L'effondrement du marché boursier s'est ensuite étendu à l'Europe, où les actions ont connu leur pire jour depuis des décennies. Les indices de marché en France et en Allemagne ont baissé d'environ 10 pour cent, les banques étant les plus durement touchées. L'indice Euro Stoxx Bank a chuté de 16 pour cent pour la journée, portant sa perte totale pour l'année à environ 42 pour cent.
Wall Street avait ouvert en franche baisse, déclenchant un arrêt d’urgence des transactions 15 minutes pour la deuxième fois cette semaine. La baisse s'est poursuivie tout au long de la journée. Le Dow Jones a perdu 2352 points, soit 10 pour cent. Le S&P 500 a chuté de 9,5 pour cent et le Nasdaq a perdu 9,4 pour cent.

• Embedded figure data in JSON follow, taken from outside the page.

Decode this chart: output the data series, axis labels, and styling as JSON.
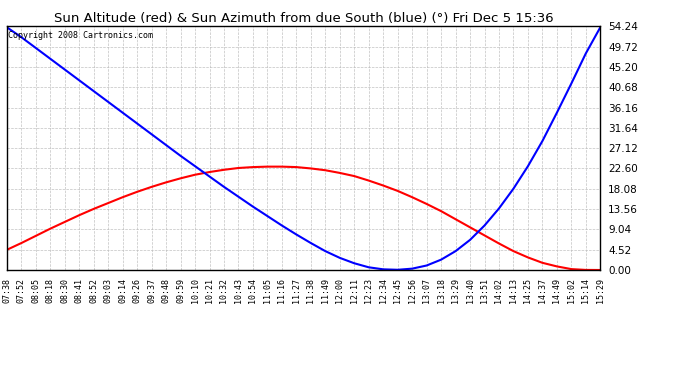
{
  "title": "Sun Altitude (red) & Sun Azimuth from due South (blue) (°) Fri Dec 5 15:36",
  "copyright": "Copyright 2008 Cartronics.com",
  "ymin": 0.0,
  "ymax": 54.24,
  "ytick_step": 4.52,
  "bg_color": "#ffffff",
  "grid_color": "#bbbbbb",
  "time_labels": [
    "07:38",
    "07:52",
    "08:05",
    "08:18",
    "08:30",
    "08:41",
    "08:52",
    "09:03",
    "09:14",
    "09:26",
    "09:37",
    "09:48",
    "09:59",
    "10:10",
    "10:21",
    "10:32",
    "10:43",
    "10:54",
    "11:05",
    "11:16",
    "11:27",
    "11:38",
    "11:49",
    "12:00",
    "12:11",
    "12:23",
    "12:34",
    "12:45",
    "12:56",
    "13:07",
    "13:18",
    "13:29",
    "13:40",
    "13:51",
    "14:02",
    "14:13",
    "14:25",
    "14:37",
    "14:49",
    "15:02",
    "15:14",
    "15:29"
  ],
  "red_values": [
    4.5,
    6.0,
    7.6,
    9.2,
    10.7,
    12.2,
    13.6,
    14.9,
    16.2,
    17.4,
    18.5,
    19.5,
    20.4,
    21.2,
    21.8,
    22.3,
    22.7,
    22.9,
    23.0,
    23.0,
    22.9,
    22.6,
    22.2,
    21.6,
    20.9,
    19.9,
    18.8,
    17.6,
    16.2,
    14.7,
    13.1,
    11.3,
    9.5,
    7.7,
    5.9,
    4.2,
    2.8,
    1.6,
    0.8,
    0.2,
    0.02,
    0.0
  ],
  "blue_values": [
    54.0,
    51.8,
    49.4,
    47.0,
    44.6,
    42.2,
    39.8,
    37.4,
    35.0,
    32.6,
    30.2,
    27.8,
    25.4,
    23.1,
    20.8,
    18.5,
    16.3,
    14.1,
    12.0,
    9.9,
    7.9,
    6.0,
    4.2,
    2.7,
    1.5,
    0.6,
    0.15,
    0.05,
    0.3,
    1.0,
    2.3,
    4.2,
    6.7,
    9.9,
    13.7,
    18.1,
    23.1,
    28.7,
    35.0,
    41.5,
    48.2,
    54.0
  ]
}
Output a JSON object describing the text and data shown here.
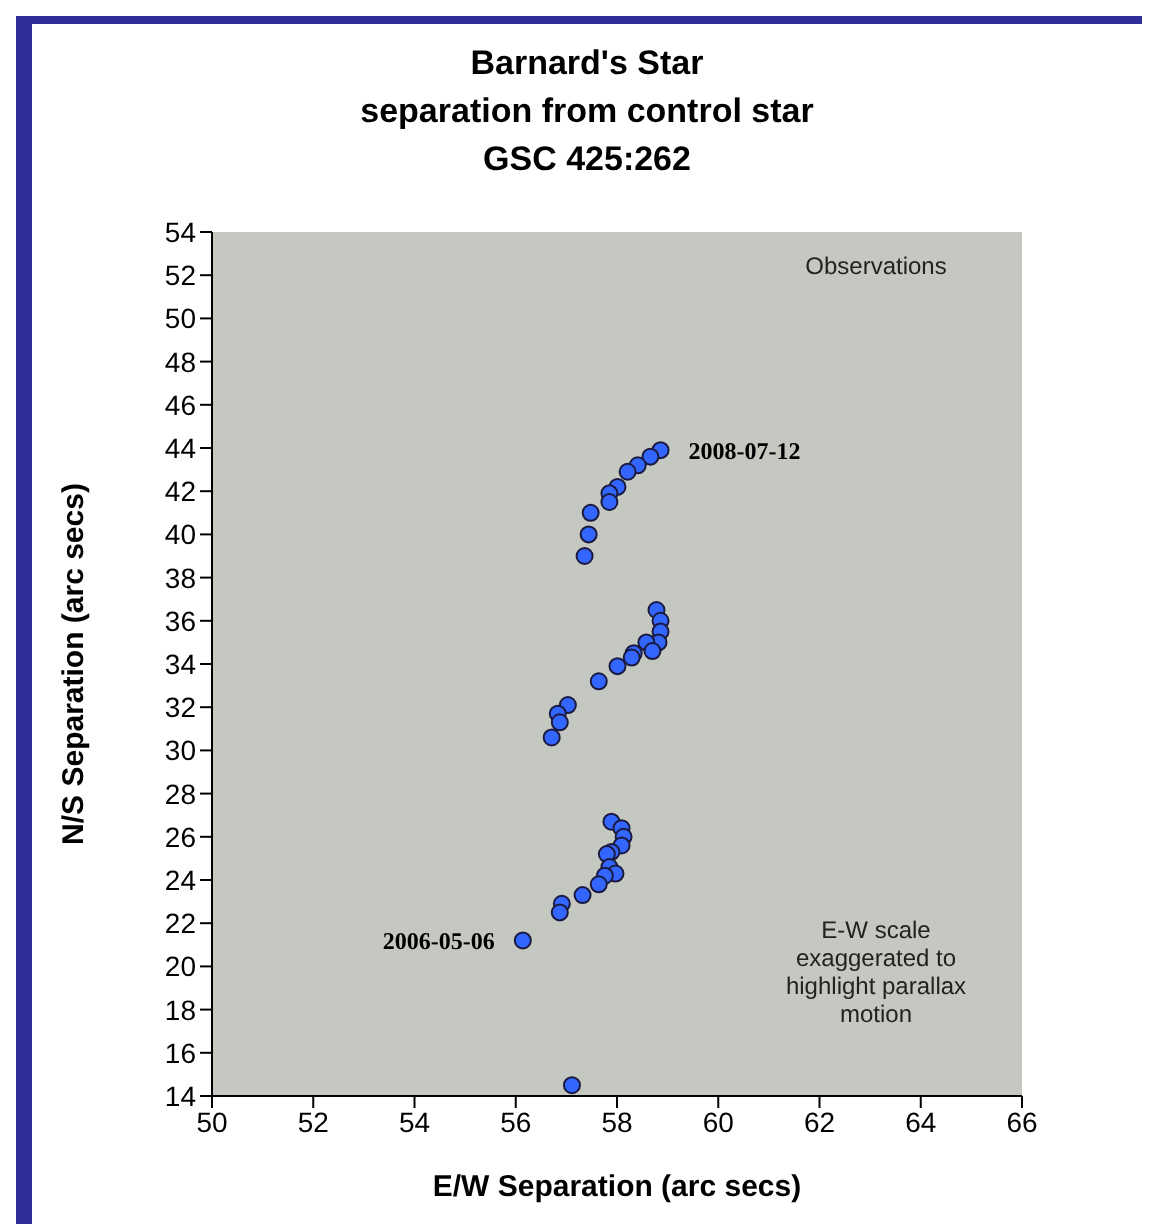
{
  "chart_data": {
    "type": "scatter",
    "title": "Barnard's Star\nseparation from control star\nGSC 425:262",
    "xlabel": "E/W Separation (arc secs)",
    "ylabel": "N/S Separation (arc secs)",
    "x": [
      58.86,
      58.66,
      58.41,
      58.21,
      58.01,
      57.85,
      57.85,
      57.48,
      57.44,
      57.36,
      58.78,
      58.86,
      58.86,
      58.82,
      58.58,
      58.7,
      58.33,
      58.29,
      58.01,
      57.64,
      57.03,
      56.83,
      56.87,
      56.71,
      57.89,
      58.09,
      58.13,
      58.09,
      57.89,
      57.8,
      57.85,
      57.97,
      57.76,
      57.64,
      57.32,
      56.91,
      56.87,
      56.14,
      57.11
    ],
    "series": [
      {
        "color": "#3366ff",
        "values": [
          43.9,
          43.6,
          43.2,
          42.9,
          42.2,
          41.9,
          41.5,
          41.0,
          40.0,
          39.0,
          36.5,
          36.0,
          35.5,
          35.0,
          35.0,
          34.6,
          34.5,
          34.3,
          33.9,
          33.2,
          32.1,
          31.7,
          31.3,
          30.6,
          26.7,
          26.4,
          26.0,
          25.6,
          25.3,
          25.2,
          24.6,
          24.3,
          24.2,
          23.8,
          23.3,
          22.9,
          22.5,
          21.2,
          14.5
        ]
      }
    ],
    "xlim": [
      50,
      66
    ],
    "xticks": [
      50,
      52,
      54,
      56,
      58,
      60,
      62,
      64,
      66
    ],
    "ylim": [
      14,
      54
    ],
    "yticks": [
      14,
      16,
      18,
      20,
      22,
      24,
      26,
      28,
      30,
      32,
      34,
      36,
      38,
      40,
      42,
      44,
      46,
      48,
      50,
      52,
      54
    ],
    "marker": "circle",
    "legend": false,
    "annotations": [
      {
        "text": "2008-07-12",
        "x": 58.86,
        "y": 43.9
      },
      {
        "text": "2006-05-06",
        "x": 56.14,
        "y": 21.2
      },
      "Observations",
      "E-W scale\nexaggerated to\nhighlight parallax\nmotion"
    ]
  }
}
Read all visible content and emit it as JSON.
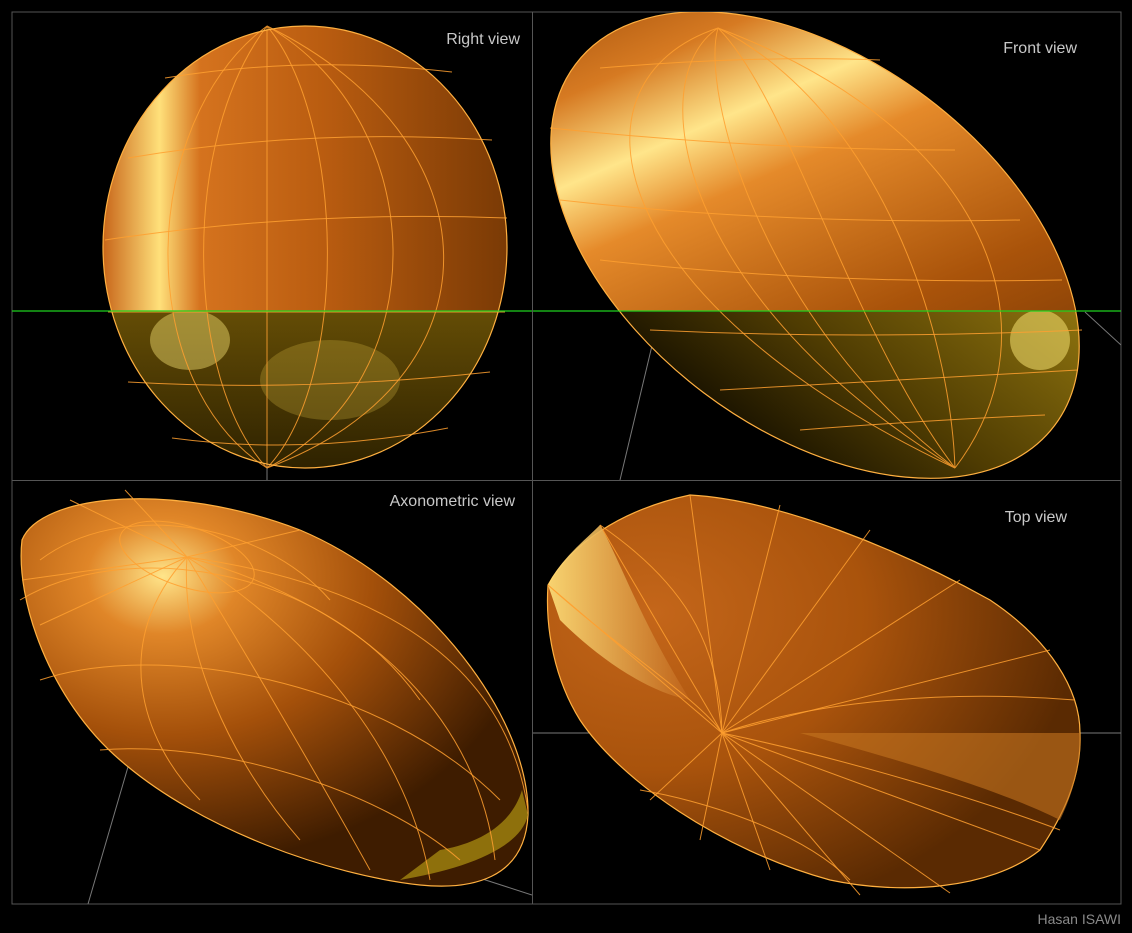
{
  "views": [
    {
      "label": "Right view"
    },
    {
      "label": "Front view"
    },
    {
      "label": "Axonometric view"
    },
    {
      "label": "Top view"
    }
  ],
  "credit": "Hasan ISAWI",
  "colors": {
    "background": "#000000",
    "panel_border": "#555555",
    "ellipsoid_top": "#d5731e",
    "ellipsoid_dark": "#7a3a05",
    "ellipsoid_highlight": "#ffe58a",
    "ellipsoid_lower": "#9c7f0e",
    "mesh_line": "#ffa030",
    "mesh_line_lower": "#ffd24a",
    "horizon_line": "#1fd11f",
    "axis_line": "#777777"
  },
  "icons": [
    "ellipsoid-wireframe-mesh"
  ]
}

L'effondrement des marchés boursiers génère maintenant une crise dans l'ensemble du système financier. Dans un rapport publié jeudi, la Bank of America (BofA) a déclaré que les marchés financiers étaient «submergés par des problèmes de liquidité» et que cela pourrait «empêcher le marché du Trésor de fonctionner». Il a conclu: «Si cela se produit, c'est un problème de sécurité nationale.»
Le marché du Trésor américain, a noté la banque, est le fondement de tous les autres marchés financiers. S'il connaissait un manque de liquidité de grande envergure, d'autres marchés ne seraient pas «en mesure de fixer un prix approprié». Autrement dit, ils cesseraient en réalité de fonctionner.
Le BofA a déclaré que toutes les catégories d'actifs, y compris les actions, la dette des entreprises et les titres adossés à des créances hypothécaires, étaient vulnérables. Un gestionnaire de portefeuille d'une grande société de gestion d'actifs a déclaré au Financial Times : «On ne fait pas de transactions.»
Un banquier spécialisé dans les prêts hypothécaires a déclaré au Wall Street Journal : «Notre marché est désormais complètement fermé. Il n'y a aucune proposition d'achat de produit hypothécaire de quelque type que ce soit.»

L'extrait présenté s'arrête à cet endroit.